Eyes move in Donetsk
Some experts have questioned whether Russia’s efforts to take Severodonetsk were strategically worthwhile.
“The loss of Severodonetsk is a loss for Ukraine in the sense that any land captured by Russian forces is a loss, but the battle of Severodonetsk will not be a decisive Russian victory,” the War Institute said.
“Ukrainian troops have managed for weeks to attract substantial amounts of Russian personnel, weapons and equipment to the area and have likely degraded the overall capabilities of Russian forces while preventing Russian forces from concentrating on more advantageous axes of advance.”
If Russian forces capture Lysychansk, and with it the Luhansk region, they will probably concentrate more troops in Donetsk, where progress has gone much more slowly.
The regional military administration of Ukraine says that about 45% of Donetsk is in the hands of Ukrainian forces, including the cities of Sloviansk and Kramatorsk.

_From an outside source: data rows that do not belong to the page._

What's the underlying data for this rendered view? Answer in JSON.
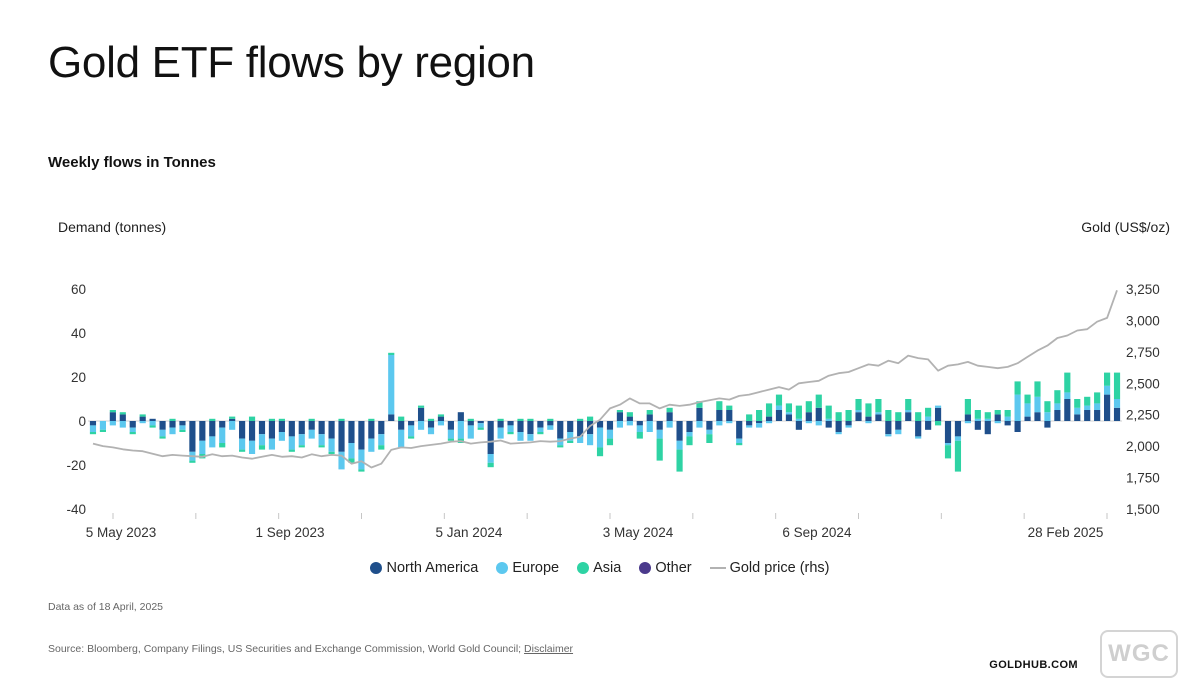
{
  "header": {
    "title": "Gold ETF flows by region",
    "subtitle": "Weekly flows in Tonnes"
  },
  "axes": {
    "left_title": "Demand (tonnes)",
    "right_title": "Gold (US$/oz)"
  },
  "legend": [
    {
      "label": "North America",
      "color": "#1f4f8b"
    },
    {
      "label": "Europe",
      "color": "#5cc8ef"
    },
    {
      "label": "Asia",
      "color": "#2ed3a4"
    },
    {
      "label": "Other",
      "color": "#4b3a8c"
    },
    {
      "label": "Gold price (rhs)",
      "color": "#b2b2b2"
    }
  ],
  "footer": {
    "date_note": "Data as of 18 April, 2025",
    "source_prefix": "Source: Bloomberg, Company Filings, US Securities and Exchange Commission, World Gold Council;",
    "disclaimer": "Disclaimer",
    "brand": "GOLDHUB.COM",
    "badge": "WGC"
  },
  "chart_data": {
    "type": "bar",
    "stacked": true,
    "x_tick_labels": [
      "5 May 2023",
      "1 Sep 2023",
      "5 Jan 2024",
      "3 May 2024",
      "6 Sep 2024",
      "28 Feb 2025"
    ],
    "y_left": {
      "ticks": [
        "60",
        "40",
        "20",
        "0",
        "-20",
        "-40"
      ],
      "ylim": [
        -40,
        60
      ]
    },
    "y_right": {
      "ticks": [
        "3,250",
        "3,000",
        "2,750",
        "2,500",
        "2,250",
        "2,000",
        "1,750",
        "1,500"
      ],
      "ylim": [
        1500,
        3250
      ]
    },
    "grid": false,
    "legend_position": "bottom",
    "weeks": 104,
    "series": [
      {
        "name": "North America",
        "color": "#1f4f8b",
        "values": [
          -2,
          0,
          4,
          3,
          -3,
          2,
          1,
          -4,
          -3,
          -2,
          -14,
          -9,
          -7,
          -3,
          1,
          -8,
          -9,
          -6,
          -8,
          -5,
          -7,
          -6,
          -4,
          -6,
          -8,
          -14,
          -10,
          -13,
          -8,
          -6,
          3,
          -4,
          -2,
          6,
          -3,
          2,
          -4,
          4,
          -2,
          -1,
          -15,
          -3,
          -2,
          -5,
          -6,
          -3,
          -2,
          -8,
          -5,
          -7,
          -6,
          -3,
          -4,
          4,
          2,
          -2,
          3,
          -4,
          4,
          -9,
          -5,
          6,
          -4,
          5,
          5,
          -8,
          -2,
          -1,
          2,
          5,
          3,
          -4,
          4,
          6,
          -3,
          -5,
          -2,
          4,
          2,
          3,
          -6,
          -4,
          4,
          -7,
          -4,
          6,
          -10,
          -7,
          3,
          -4,
          -6,
          3,
          -2,
          -5,
          2,
          4,
          -3,
          5,
          10,
          3,
          5,
          5,
          12,
          6
        ]
      },
      {
        "name": "Europe",
        "color": "#5cc8ef",
        "values": [
          -3,
          -4,
          -2,
          -3,
          -2,
          -1,
          -2,
          -3,
          -3,
          -2,
          -4,
          -6,
          -5,
          -7,
          -4,
          -5,
          -6,
          -5,
          -5,
          -4,
          -6,
          -5,
          -4,
          -5,
          -6,
          -8,
          -7,
          -9,
          -6,
          -5,
          27,
          -8,
          -5,
          -4,
          -3,
          -2,
          -4,
          -8,
          -6,
          -2,
          -4,
          -5,
          -3,
          -4,
          -3,
          -2,
          -2,
          -3,
          -4,
          -3,
          -5,
          -9,
          -4,
          -3,
          -2,
          -3,
          -5,
          -4,
          -3,
          -4,
          -2,
          -3,
          -2,
          -2,
          -1,
          -2,
          -1,
          -2,
          -1,
          2,
          1,
          1,
          -1,
          -2,
          1,
          -1,
          -1,
          1,
          -1,
          1,
          -1,
          -2,
          1,
          -1,
          2,
          1,
          -1,
          -2,
          -1,
          1,
          1,
          -1,
          2,
          12,
          6,
          7,
          4,
          3,
          3,
          3,
          2,
          3,
          4,
          4
        ]
      },
      {
        "name": "Asia",
        "color": "#2ed3a4",
        "values": [
          -1,
          -1,
          1,
          1,
          -1,
          1,
          -1,
          -1,
          1,
          -1,
          -1,
          -2,
          1,
          -2,
          1,
          -1,
          2,
          -2,
          1,
          1,
          -1,
          -1,
          1,
          -1,
          -1,
          1,
          -2,
          -1,
          1,
          -2,
          1,
          2,
          -1,
          1,
          1,
          1,
          -1,
          -2,
          1,
          -1,
          -2,
          1,
          -1,
          1,
          1,
          -1,
          1,
          -1,
          -1,
          1,
          2,
          -4,
          -3,
          1,
          2,
          -3,
          2,
          -10,
          2,
          -10,
          -4,
          3,
          -4,
          4,
          2,
          -1,
          3,
          5,
          6,
          5,
          4,
          6,
          5,
          6,
          6,
          4,
          5,
          5,
          6,
          6,
          5,
          4,
          5,
          4,
          4,
          -2,
          -6,
          -14,
          7,
          4,
          3,
          2,
          3,
          6,
          4,
          7,
          5,
          6,
          9,
          4,
          4,
          5,
          6,
          12
        ]
      },
      {
        "name": "Other",
        "color": "#4b3a8c",
        "values": [
          0,
          0,
          0,
          0,
          0,
          0,
          0,
          0,
          0,
          0,
          0,
          0,
          0,
          0,
          0,
          0,
          0,
          0,
          0,
          0,
          0,
          0,
          0,
          0,
          0,
          0,
          0,
          0,
          0,
          0,
          0,
          0,
          0,
          0,
          0,
          0,
          0,
          0,
          0,
          0,
          0,
          0,
          0,
          0,
          0,
          0,
          0,
          0,
          0,
          0,
          0,
          0,
          0,
          0,
          0,
          0,
          0,
          0,
          0,
          0,
          0,
          0,
          0,
          0,
          0,
          0,
          0,
          0,
          0,
          0,
          0,
          0,
          0,
          0,
          0,
          0,
          0,
          0,
          0,
          0,
          0,
          0,
          0,
          0,
          0,
          0,
          0,
          0,
          0,
          0,
          0,
          0,
          0,
          0,
          0,
          0,
          0,
          0,
          0,
          0,
          0,
          0,
          0,
          0
        ]
      },
      {
        "name": "Gold price (rhs)",
        "type": "line",
        "axis": "right",
        "color": "#b2b2b2",
        "values": [
          2020,
          2000,
          1990,
          1975,
          1965,
          1960,
          1940,
          1920,
          1930,
          1925,
          1920,
          1915,
          1935,
          1920,
          1925,
          1910,
          1900,
          1915,
          1930,
          1915,
          1920,
          1910,
          1935,
          1920,
          1930,
          1925,
          1860,
          1880,
          1830,
          1860,
          1970,
          1990,
          1985,
          2000,
          2010,
          2020,
          2035,
          2040,
          2020,
          2030,
          2035,
          2045,
          2020,
          2025,
          2030,
          2040,
          2035,
          2040,
          2060,
          2075,
          2160,
          2210,
          2300,
          2330,
          2380,
          2340,
          2340,
          2300,
          2330,
          2320,
          2330,
          2350,
          2365,
          2380,
          2370,
          2400,
          2410,
          2430,
          2450,
          2470,
          2450,
          2500,
          2510,
          2520,
          2560,
          2580,
          2590,
          2620,
          2650,
          2640,
          2680,
          2660,
          2720,
          2700,
          2690,
          2600,
          2640,
          2650,
          2670,
          2640,
          2630,
          2620,
          2630,
          2660,
          2710,
          2760,
          2800,
          2860,
          2880,
          2920,
          2930,
          2990,
          3020,
          3240
        ]
      }
    ]
  }
}
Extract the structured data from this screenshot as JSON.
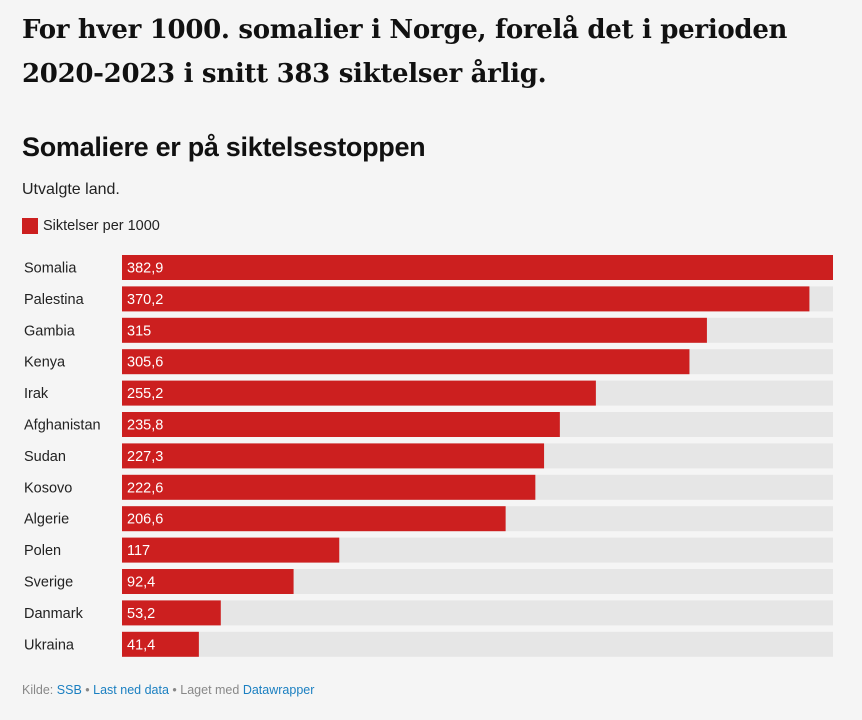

It is unclear whether the losses inflicted on Russian forces in recent weeks will harm their ability and desire to swallow more territory, but the Kremlin has not deviated from its ultimate goal of taking those two cities.
It remains to be seen whether the punishment suffered by Ukrainian units has left them with sufficient resources to launch counterattacks against the Russians.
Ukrainian officials have repeatedly called for more military aid from their allies. Deputy Defense Minister Hanna Maliar said on June 14 that the country had received only 10% of the military assistance it had requested.
“No matter how professional our army is, without the help of our Western partners Ukraine will not be able to win this war,” Maliar said.
Ukrainian commanders will now have to decide whether it is strategically worthwhile to continue defending Lysychansk, as Kyiv could leave the city and divert resources for a more consolidated defense of Sloviansk, Kramatorsk and Kostiantynivka, the industrial belt of Donetsk.
The Kremlin has not deviated from its ultimate goal of taking all of Donetsk and Luhansk. He now has almost all of the latter. But completing the so-called “special military operation” will probably take many more months, creating a war of attrition.
CNN’s Nathan Hodge, Julia Presniakova, Olga Voitovych, Oleksandra Ochman, Rebecca Wright and Rob Picheta contributed to this report.